Hajj : Le Ministère des Habous détaille une baisse des coûts et renforce l’encadrement
Le pèlerinage aux Lieux Saints s’annonce cette année sous de meilleurs auspices pour les candidats marocains. Devant la Chambre des Conseillers, le ministre des Habous et des Affaires Islamiques, Ahmed Toufiq, a annoncé une diminution sensible du coût du Hajj pour la saison 1446 de l’Hégire, marquant une inflexion par rapport à l’exercice précédent.
La facture indicative du pèlerinage organisé dans le cadre officiel a été arrêtée à environ 65.000 dirhams, en attendant la fixation définitive des montants. Pour la saison en cours, le coût global s’est établi à 63.770,50 dirhams, soit une baisse de 3.095 dirhams par rapport à la saison 1445 H, durant laquelle il dépassait 66.800 dirhams. Une évolution que le ministère attribue à une meilleure anticipation budgétaire et à plusieurs ajustements techniques et financiers.
Le ministre a rappelé que la gouvernance du Hajj est assurée par la Commission Royale Du Hajj, appuyée par une commission multisectorielle chargée du suivi des opérations aussi bien au Maroc que dans les Lieux Saints. Ce dispositif coordonne l’ensemble du parcours des pèlerins, depuis la préparation administrative et logistique jusqu’à l’accomplissement des rites à La Mecque et à Médine.
Dans le détail, le coût du pèlerinage repose sur un ensemble de postes incontournables. Il intègre notamment les billets d’avion, l’hébergement, la restauration, les transports entre les villes et les sites rituels, la prise en charge des bagages, ainsi que les services d’encadrement. À cela s’ajoutent les assurances, les frais de visa, les prestations des opérateurs agréés et la taxe sur la valeur ajoutée appliquée par les autorités d’Arabie Saoudite.

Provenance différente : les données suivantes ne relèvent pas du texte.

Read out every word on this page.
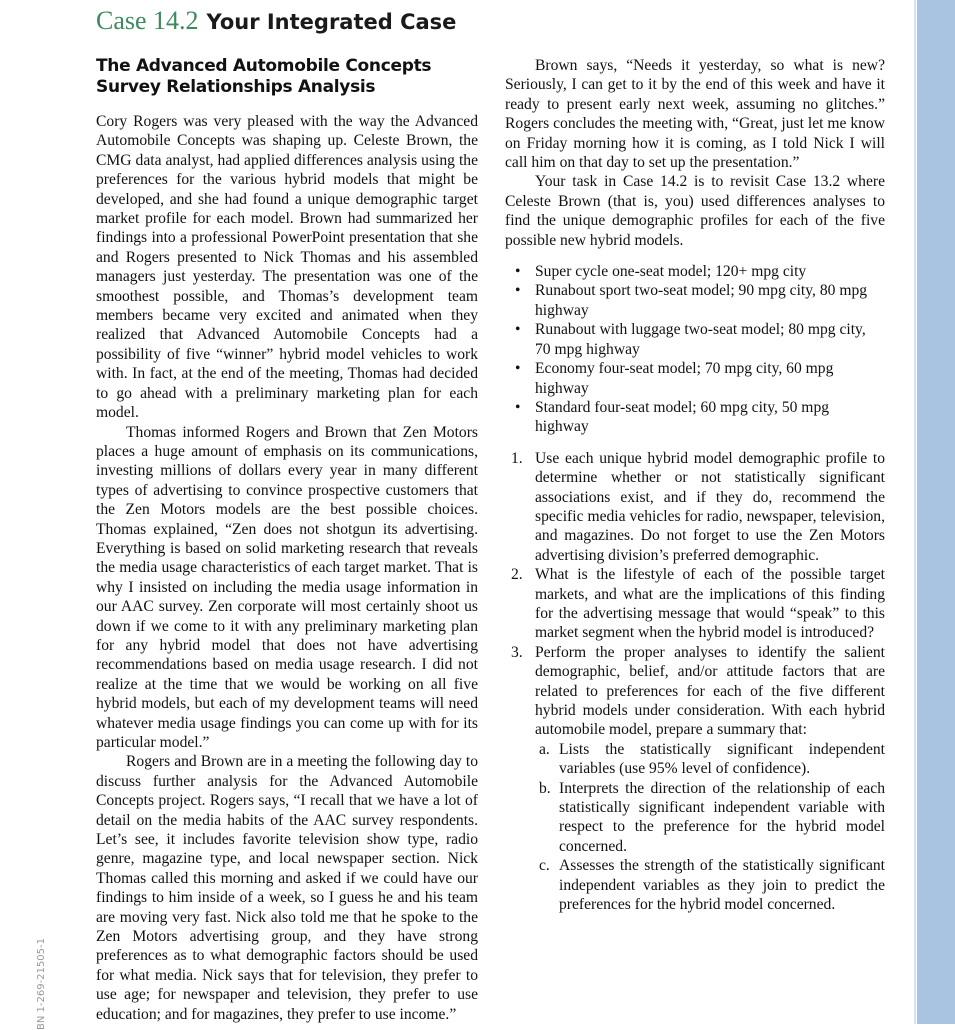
Case 14.2 Your Integrated Case
The Advanced Automobile Concepts Survey Relationships Analysis

Cory Rogers was very pleased with the way the Advanced Automobile Concepts was shaping up. Celeste Brown, the CMG data analyst, had applied differences analysis using the preferences for the various hybrid models that might be developed, and she had found a unique demographic target market profile for each model. Brown had summarized her findings into a professional PowerPoint presentation that she and Rogers presented to Nick Thomas and his assembled managers just yesterday. The presentation was one of the smoothest possible, and Thomas’s development team members became very excited and animated when they realized that Advanced Automobile Concepts had a possibility of five “winner” hybrid model vehicles to work with. In fact, at the end of the meeting, Thomas had decided to go ahead with a preliminary marketing plan for each model.

Thomas informed Rogers and Brown that Zen Motors places a huge amount of emphasis on its communications, investing millions of dollars every year in many different types of advertising to convince prospective customers that the Zen Motors models are the best possible choices. Thomas explained, “Zen does not shotgun its advertising. Everything is based on solid marketing research that reveals the media usage characteristics of each target market. That is why I insisted on including the media usage information in our AAC survey. Zen corporate will most certainly shoot us down if we come to it with any preliminary marketing plan for any hybrid model that does not have advertising recommendations based on media usage research. I did not realize at the time that we would be working on all five hybrid models, but each of my development teams will need whatever media usage findings you can come up with for its particular model.”

Rogers and Brown are in a meeting the following day to discuss further analysis for the Advanced Automobile Concepts project. Rogers says, “I recall that we have a lot of detail on the media habits of the AAC survey respondents. Let’s see, it includes favorite television show type, radio genre, magazine type, and local newspaper section. Nick Thomas called this morning and asked if we could have our findings to him inside of a week, so I guess he and his team are moving very fast. Nick also told me that he spoke to the Zen Motors advertising group, and they have strong preferences as to what demographic factors should be used for what media. Nick says that for television, they prefer to use age; for newspaper and television, they prefer to use education; and for magazines, they prefer to use income.”

Brown says, “Needs it yesterday, so what is new? Seriously, I can get to it by the end of this week and have it ready to present early next week, assuming no glitches.” Rogers concludes the meeting with, “Great, just let me know on Friday morning how it is coming, as I told Nick I will call him on that day to set up the presentation.”

Your task in Case 14.2 is to revisit Case 13.2 where Celeste Brown (that is, you) used differences analyses to find the unique demographic profiles for each of the five possible new hybrid models.

• Super cycle one-seat model; 120+ mpg city
• Runabout sport two-seat model; 90 mpg city, 80 mpg highway
• Runabout with luggage two-seat model; 80 mpg city, 70 mpg highway
• Economy four-seat model; 70 mpg city, 60 mpg highway
• Standard four-seat model; 60 mpg city, 50 mpg highway
1. Use each unique hybrid model demographic profile to determine whether or not statistically significant associations exist, and if they do, recommend the specific media vehicles for radio, newspaper, television, and magazines. Do not forget to use the Zen Motors advertising division’s preferred demographic.
2. What is the lifestyle of each of the possible target markets, and what are the implications of this finding for the advertising message that would “speak” to this market segment when the hybrid model is introduced?
3. Perform the proper analyses to identify the salient demographic, belief, and/or attitude factors that are related to preferences for each of the five different hybrid models under consideration. With each hybrid automobile model, prepare a summary that:
a. Lists the statistically significant independent variables (use 95% level of confidence).
b. Interprets the direction of the relationship of each statistically significant independent variable with respect to the preference for the hybrid model concerned.
c. Assesses the strength of the statistically significant independent variables as they join to predict the preferences for the hybrid model concerned.
BN 1-269-21505-1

Parmi les leviers ayant permis de contenir les dépenses, Ahmed Toufiq a souligné le rôle déterminant du taux de change. Une coordination en amont avec Bank Al-Maghrib a abouti à l’adoption d’un taux préférentiel de 1 riyal saoudien pour 2,618 dirhams, inférieur à celui appliqué la saison précédente. Un ajustement qui a contribué directement à alléger plusieurs postes réglés en devise.
Au-delà des chiffres, le ministre a insisté sur la portée spirituelle du Hajj, rappelant que cette obligation repose sur le principe de l’aptitude. Chaque année, entre 320.000 et 340.000 demandes sont déposées, alors que le quota attribué au Maroc demeure largement inférieur. Une réalité qui impose, selon lui, rigueur, transparence et équité dans la gestion des inscriptions.

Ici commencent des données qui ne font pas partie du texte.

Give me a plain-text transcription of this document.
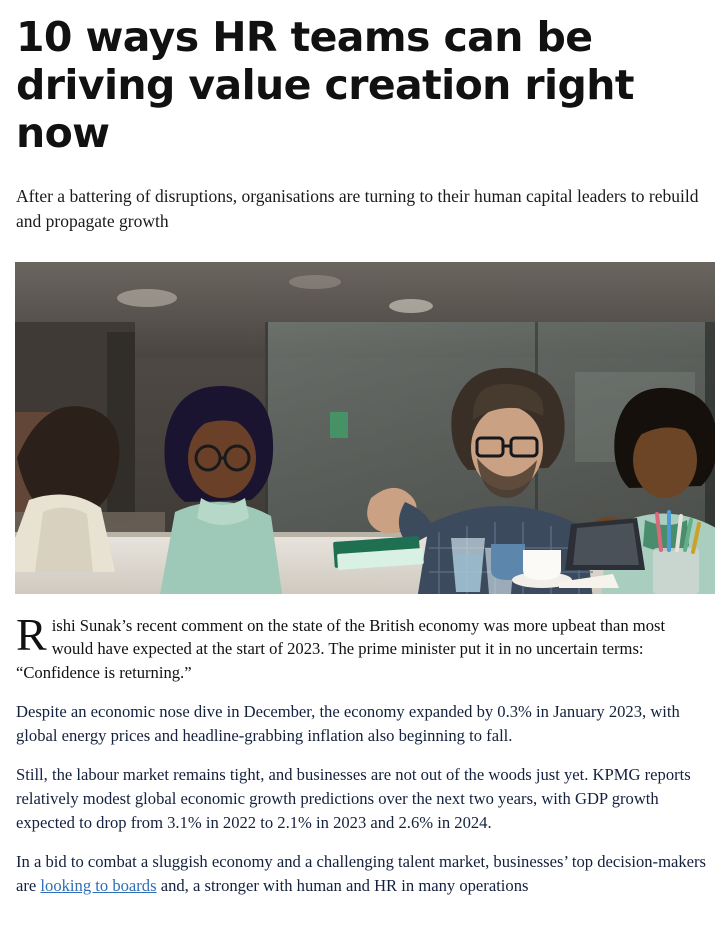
10 ways HR teams can be driving value creation right now

After a battering of disruptions, organisations are turning to their human capital leaders to rebuild and propagate growth

Rishi Sunak’s recent comment on the state of the British economy was more upbeat than most would have expected at the start of 2023. The prime minister put it in no uncertain terms: “Confidence is returning.”

Despite an economic nose dive in December, the economy expanded by 0.3% in January 2023, with global energy prices and headline-grabbing inflation also beginning to fall.

Still, the labour market remains tight, and businesses are not out of the woods just yet. KPMG reports relatively modest global economic growth predictions over the next two years, with GDP growth expected to drop from 3.1% in 2022 to 2.1% in 2023 and 2.6% in 2024.

In a bid to combat a sluggish economy and a challenging talent market, businesses’ top decision-makers are looking to boards and, a stronger with human and HR in many operations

Ahmed Toufiq a également souligné que l’opération est strictement encadrée et soumise à des mécanismes de contrôle, ajoutant que les marges, lorsqu’elles existent, restent limitées et clairement identifiées. Il a enfin appelé à aborder le pèlerinage avec conscience et sérénité, rappelant que l’intention sincère garde toute sa valeur pour ceux qui ne peuvent partir, tandis que ceux qui accomplissent le Hajj sont invités à en respecter le sens, les règles et la portée spirituelle.